Mike Johnson, nouveau speaker de la Chambre des représentants, s'adresse à ses pairs au Capitole mercredi. REUTERS/Elizabeth Frantz
Mike Johnson, nouveau speaker de la Chambre des représentants, s'adresse à ses pairs au Capitole mercredi. REUTERS/Elizabeth Frantz

    Dans sa biographie X (ex-Twitter), il se présente comme « chrétien, mari, père, élu depuis 2017 ». L’ordre des mots a son importance. « La Bible dit très clairement que Dieu est celui qui élève ceux qui détiennent l’autorité. Il a élevé chacun de vous, nous tous », a dit Mike Johnson mercredi soir, lors de son premier discours de « speaker » de la Chambre des représentants.

    Depuis que l’extrême droite des républicains a organisé la chute de Kevin McCarthy, coupable d’un compromis avec le président Biden sur le budget fédéral, la volonté divine ne semblait pourtant pas avoir apaisé les débats à la Chambre. Quatre votes se sont succédé dans un désordre épuisant, à la recherche de celui qui allait faire converger les opposés d’un parti conservateur ultra-divisé.

    Sa femme Kelly « a passé les deux dernières semaines en prière »

    Lundi soir, comme une dernière chance après trois élections ratées, les républicains de la Chambre ont entendu huit candidats à huis clos. Puis, mardi, vote après vote, ils ont éliminé ceux qui ne leur convenaient pas. À la faveur de l’abattement général, la candidature de Johnson a surgi du chapeau. « Ami de tous, ennemi de personne », l’a présenté Elise Stefanik, élue de l’État de New York.
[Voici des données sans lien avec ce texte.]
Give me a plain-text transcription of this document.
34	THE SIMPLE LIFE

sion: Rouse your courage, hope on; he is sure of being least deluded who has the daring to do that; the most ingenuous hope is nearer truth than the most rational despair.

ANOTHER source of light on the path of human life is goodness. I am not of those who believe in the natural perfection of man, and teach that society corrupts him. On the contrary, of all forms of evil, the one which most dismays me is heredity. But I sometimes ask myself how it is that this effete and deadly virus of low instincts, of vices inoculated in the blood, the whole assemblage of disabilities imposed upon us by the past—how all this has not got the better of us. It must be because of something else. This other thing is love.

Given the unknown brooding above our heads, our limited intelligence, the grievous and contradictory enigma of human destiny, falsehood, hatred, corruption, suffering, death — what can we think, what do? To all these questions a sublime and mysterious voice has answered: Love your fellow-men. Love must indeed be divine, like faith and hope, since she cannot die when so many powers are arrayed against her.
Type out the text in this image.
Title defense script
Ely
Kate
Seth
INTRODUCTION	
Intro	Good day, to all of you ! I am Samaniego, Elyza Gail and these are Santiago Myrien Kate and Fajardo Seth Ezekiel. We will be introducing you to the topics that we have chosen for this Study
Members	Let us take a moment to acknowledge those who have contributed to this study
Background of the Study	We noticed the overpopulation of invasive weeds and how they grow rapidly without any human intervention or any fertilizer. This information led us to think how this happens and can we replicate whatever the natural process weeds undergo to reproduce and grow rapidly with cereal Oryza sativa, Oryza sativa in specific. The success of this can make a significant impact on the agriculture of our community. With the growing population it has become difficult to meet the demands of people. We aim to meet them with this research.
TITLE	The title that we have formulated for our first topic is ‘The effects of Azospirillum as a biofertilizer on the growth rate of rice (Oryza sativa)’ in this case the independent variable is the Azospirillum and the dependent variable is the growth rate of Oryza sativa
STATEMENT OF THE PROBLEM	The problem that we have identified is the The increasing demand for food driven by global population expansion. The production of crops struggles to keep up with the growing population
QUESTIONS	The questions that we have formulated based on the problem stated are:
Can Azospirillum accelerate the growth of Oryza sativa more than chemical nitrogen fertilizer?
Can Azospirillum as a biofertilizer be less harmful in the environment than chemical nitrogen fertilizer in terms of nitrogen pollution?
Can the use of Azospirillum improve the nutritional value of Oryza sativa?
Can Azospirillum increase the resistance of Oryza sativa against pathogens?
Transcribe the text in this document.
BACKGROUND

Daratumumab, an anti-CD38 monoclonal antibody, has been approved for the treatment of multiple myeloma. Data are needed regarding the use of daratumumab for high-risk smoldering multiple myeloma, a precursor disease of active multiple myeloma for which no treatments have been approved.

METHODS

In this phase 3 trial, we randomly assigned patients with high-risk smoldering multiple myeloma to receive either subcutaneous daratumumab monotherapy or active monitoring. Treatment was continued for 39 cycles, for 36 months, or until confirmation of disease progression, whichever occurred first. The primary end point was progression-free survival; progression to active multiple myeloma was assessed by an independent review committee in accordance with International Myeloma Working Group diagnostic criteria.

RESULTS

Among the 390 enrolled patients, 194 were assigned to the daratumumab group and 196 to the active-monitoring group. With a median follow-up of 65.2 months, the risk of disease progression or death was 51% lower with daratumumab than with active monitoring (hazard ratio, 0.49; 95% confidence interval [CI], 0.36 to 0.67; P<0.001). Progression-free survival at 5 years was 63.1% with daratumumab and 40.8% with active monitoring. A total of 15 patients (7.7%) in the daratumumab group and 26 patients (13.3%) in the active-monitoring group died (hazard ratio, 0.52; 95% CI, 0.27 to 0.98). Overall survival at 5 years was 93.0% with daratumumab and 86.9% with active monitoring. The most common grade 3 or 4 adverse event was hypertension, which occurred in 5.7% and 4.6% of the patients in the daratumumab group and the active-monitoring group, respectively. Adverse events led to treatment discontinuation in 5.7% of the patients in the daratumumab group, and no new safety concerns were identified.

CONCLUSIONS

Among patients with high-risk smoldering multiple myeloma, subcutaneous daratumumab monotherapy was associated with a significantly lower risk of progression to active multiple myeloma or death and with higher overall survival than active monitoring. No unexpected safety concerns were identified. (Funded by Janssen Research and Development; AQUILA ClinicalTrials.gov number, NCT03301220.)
    Le représentant de Louisiane, âgé de 51 ans, n’est élu au Congrès que depuis six ans. Il est le moins expérimenté des speakers, mais il n’est pas le moins déterminé à user de son mandat pour modeler l’Amérique selon ses idéaux. Raie sur le côté, visage juvénile malgré des tempes tirant sur le gris, Mike Johnson a d’abord été avocat. Au milieu des années 2000, il a travaillé pour l’Alliance Defending Freedom, très influent lobby de juristes évangélistes, qui tente d’infuser ses principes religieux au sein du gouvernement fédéral, des écoles publiques, et plus largement de la société.

    Pas d’avortement, pas de mariage homosexuel, pas de débat sur l’identité de genre ou sur l’euthanasie… À leur tableau d’honneur, les avocats de l’ADF ont récemment accroché le texte de loi anti-avortement du Mississippi, qui a conduit la Cour suprême à annuler la jurisprudence Roe versus Wade, en juin 2022, bouleversant le droit au choix de millions de femmes acquis 50 ans plus tôt. « Dieu nous bénira » pour cette décision, a alors salué Johnson.

    Un élu de second plan, soucieux de ne fâcher personne

    Dans des écrits dénichés par CNN, le père de quatre enfants a qualifié l’homosexualité d’ « intrinsèquement contre nature ». Dans un billet datant de 2004, année où les villes de San Francisco et Portland mettent le pied dans la porte, Johnson écrit qu’autoriser le mariage entre personnes du même sexe « obligera à faire de même pour chaque groupe déviant. Polygames, polyamoureux, pédophiles réclameront la même protection. Il n’y aura plus de fondement légal pour refuser à quelqu’un d’épouser son animal de compagnie. »

    Élu, Johnson n’a joué aucun rôle de premier plan. Il a cosigné des propositions de loi contre l’IVG ou des sujets LGBT, il n’en a jamais été le chef de file. Rien qu’un soutien zélé, avançant sans braquer personne dans les méandres de Washington. Partisan de Donald Trump, il a compté parmi les 147 qui ont tenté de faire annuler juridiquement les résultats de l’élection présidentielle de 2020, puis s’est opposé à la certification du résultat, le 6 janvier 2021.

    Il continue de dénoncer les poursuites judiciaires engagées contre son champion, parfois dans un podcast animé par sa femme. Kelly Lary, militante pro-vie, a fondé un cabinet où elle délivre « des conseils individuels, matrimoniaux et familiaux fondés sur la Bible ». Elle « a passé les deux dernières semaines à genoux en prière au Seigneur, et elle est un peu épuisée », a dit, sans ironie, son mari après sa victoire.

    Lundi, en meeting dans le New Hampshire, Donald Trump a évoqué l’élection impossible du speaker ainsi : « Il n’y a qu’une seule personne qui peut aller au bout, vous savez qui ? Jésus-Christ. » Johnson, qui pense détenir son mandat de la volonté divine, peut croire qu’il va marcher sur l’eau.